We must stop believing that spending ever-more money subsidizing still-inefficient technology is going to be a major part of the climate solution. Telling voters across the world for many decades to be poorer, colder, less comfortable, with less meat, fewer cars and no plane travel will never work, and will certainly not be copied by China, India and Africa. What will work is innovating a future where green is cheaper.

Innovation needs to be the cornerstone of our climate policy. Secondly, we need to invest in adaptation. Adaptive infrastructure like green areas and water features help cool cities during heatwaves. Farmers already adapt their practices to suit changing climates. As temperatures rise, farmers plant earlier, with better-adapted varieties or change what they grow, allowing the world to be ever-better fed.

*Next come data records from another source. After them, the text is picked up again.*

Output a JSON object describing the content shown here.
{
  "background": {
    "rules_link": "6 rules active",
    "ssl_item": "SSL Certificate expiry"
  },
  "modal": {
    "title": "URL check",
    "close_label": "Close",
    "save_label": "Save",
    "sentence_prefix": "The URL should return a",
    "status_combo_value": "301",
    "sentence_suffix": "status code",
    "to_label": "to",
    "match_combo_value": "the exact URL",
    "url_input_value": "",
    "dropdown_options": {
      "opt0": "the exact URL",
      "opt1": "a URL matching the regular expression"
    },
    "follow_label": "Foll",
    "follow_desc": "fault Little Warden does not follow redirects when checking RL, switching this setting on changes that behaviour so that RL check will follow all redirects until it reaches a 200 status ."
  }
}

Adaptation has often been overlooked in climate change policy, or derided as a distraction from reducing emissions. The truth is it’s a crucial part of avoiding large parts of the climate problem.

Along with innovation and adaptation, the third climate policy is to drive human development. Lifting communities out of poverty and making them flourish is not just good in and of itself — it is also a defense against rising temperatures. Eliminating poverty reduces vulnerability to climate events like heat waves or hurricanes. Prosperous societies afford more healthcare, social protection, and investment in climate adaptation. Wealthy countries spend more on environmental preservation, reducing deforestation, and promoting conservation efforts.

Focusing funds on these three policy areas will mean Canada can help spark the breakthroughs that are needed to lower energy costs while reducing emissions and making future generations around the world more resilient to climate and all the other big challenges. The path to solving climate change lies in innovation, adaptation, and building prosperous economies.